Joe Parrish and Annie Mielke are the beat behind these drums. They started the non-profit Adventures in Social Drumming back in 2007.
“We just kind of started real small, buying a few drums at a time,” Mielke said. “And there were lots of groups interested, all the way from kids groups to the retirement communities, so we’ve been a little bit everywhere.”
Since then, they’ve traveled to hundreds of places helping people find their rhythm.
“We chose to use this not only with kids and individuals with special needs, we chose to do this with individuals that were over 65,” Parrish said. “Because the research showed us that less than 3% of individuals over the age of 65 actively play a musical instrument. That wasn’t right for us. Everybody needs to play music and needs to appreciate music and music is a part of who we are.”
The founders say playing drums as a group promotes healing and helps release emotions.
“Whether you’re playing an instrument or just tapping along, smiling, singing, any of those things are activating so many different parts of your brain,” Mielke said. “So it’s good for your body physically to do the drumming, the hand over hand. It’s also just good for the community just doing something together.”

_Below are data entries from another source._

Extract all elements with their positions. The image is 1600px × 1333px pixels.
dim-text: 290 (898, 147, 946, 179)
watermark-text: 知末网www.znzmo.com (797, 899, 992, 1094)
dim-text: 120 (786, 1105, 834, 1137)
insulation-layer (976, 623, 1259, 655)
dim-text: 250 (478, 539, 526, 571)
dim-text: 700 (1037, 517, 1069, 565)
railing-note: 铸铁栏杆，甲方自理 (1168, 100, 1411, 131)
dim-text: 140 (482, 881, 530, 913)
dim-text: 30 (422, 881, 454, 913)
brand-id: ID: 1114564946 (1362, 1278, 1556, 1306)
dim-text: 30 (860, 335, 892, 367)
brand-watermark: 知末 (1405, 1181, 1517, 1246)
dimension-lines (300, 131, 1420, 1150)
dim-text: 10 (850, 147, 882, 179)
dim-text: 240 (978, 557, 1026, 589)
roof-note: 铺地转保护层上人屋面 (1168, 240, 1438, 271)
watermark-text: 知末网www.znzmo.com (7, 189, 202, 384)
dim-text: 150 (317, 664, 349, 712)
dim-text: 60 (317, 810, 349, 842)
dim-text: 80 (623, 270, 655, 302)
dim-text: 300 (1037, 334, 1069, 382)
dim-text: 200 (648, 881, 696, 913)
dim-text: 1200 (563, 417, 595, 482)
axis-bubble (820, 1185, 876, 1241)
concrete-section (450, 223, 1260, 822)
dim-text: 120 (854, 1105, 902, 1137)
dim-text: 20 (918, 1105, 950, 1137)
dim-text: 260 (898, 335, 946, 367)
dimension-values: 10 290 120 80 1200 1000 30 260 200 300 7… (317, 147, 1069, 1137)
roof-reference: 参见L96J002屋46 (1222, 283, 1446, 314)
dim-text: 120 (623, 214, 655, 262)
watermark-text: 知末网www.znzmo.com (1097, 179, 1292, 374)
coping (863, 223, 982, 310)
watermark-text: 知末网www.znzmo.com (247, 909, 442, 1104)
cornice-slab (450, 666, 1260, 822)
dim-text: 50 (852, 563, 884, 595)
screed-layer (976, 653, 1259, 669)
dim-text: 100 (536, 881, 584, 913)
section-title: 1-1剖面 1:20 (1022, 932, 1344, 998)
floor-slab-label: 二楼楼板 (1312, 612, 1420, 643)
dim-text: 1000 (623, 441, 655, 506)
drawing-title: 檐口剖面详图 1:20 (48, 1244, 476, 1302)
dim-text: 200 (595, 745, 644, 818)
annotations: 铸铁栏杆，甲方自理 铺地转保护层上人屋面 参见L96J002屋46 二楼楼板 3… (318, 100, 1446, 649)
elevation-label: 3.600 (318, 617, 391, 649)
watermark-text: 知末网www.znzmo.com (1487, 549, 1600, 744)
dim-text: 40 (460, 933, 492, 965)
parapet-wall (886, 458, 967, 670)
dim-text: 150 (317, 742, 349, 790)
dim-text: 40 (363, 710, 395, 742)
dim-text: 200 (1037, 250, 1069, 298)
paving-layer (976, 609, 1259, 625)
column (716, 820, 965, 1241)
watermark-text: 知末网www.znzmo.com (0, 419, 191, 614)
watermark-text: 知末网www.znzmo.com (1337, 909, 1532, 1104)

The therapeutic tapping is also unifying in more ways than one.
“I think that’s probably the greatest part of being human is that ability to feel and to connect with one another,” Parrish said. “And when you’re drumming along with everybody and you got that five minutes of music in your system, you just feel this. You’re on the same rhythm. You’re on the same beat. You’re not different, you’re the same. You’re connected.”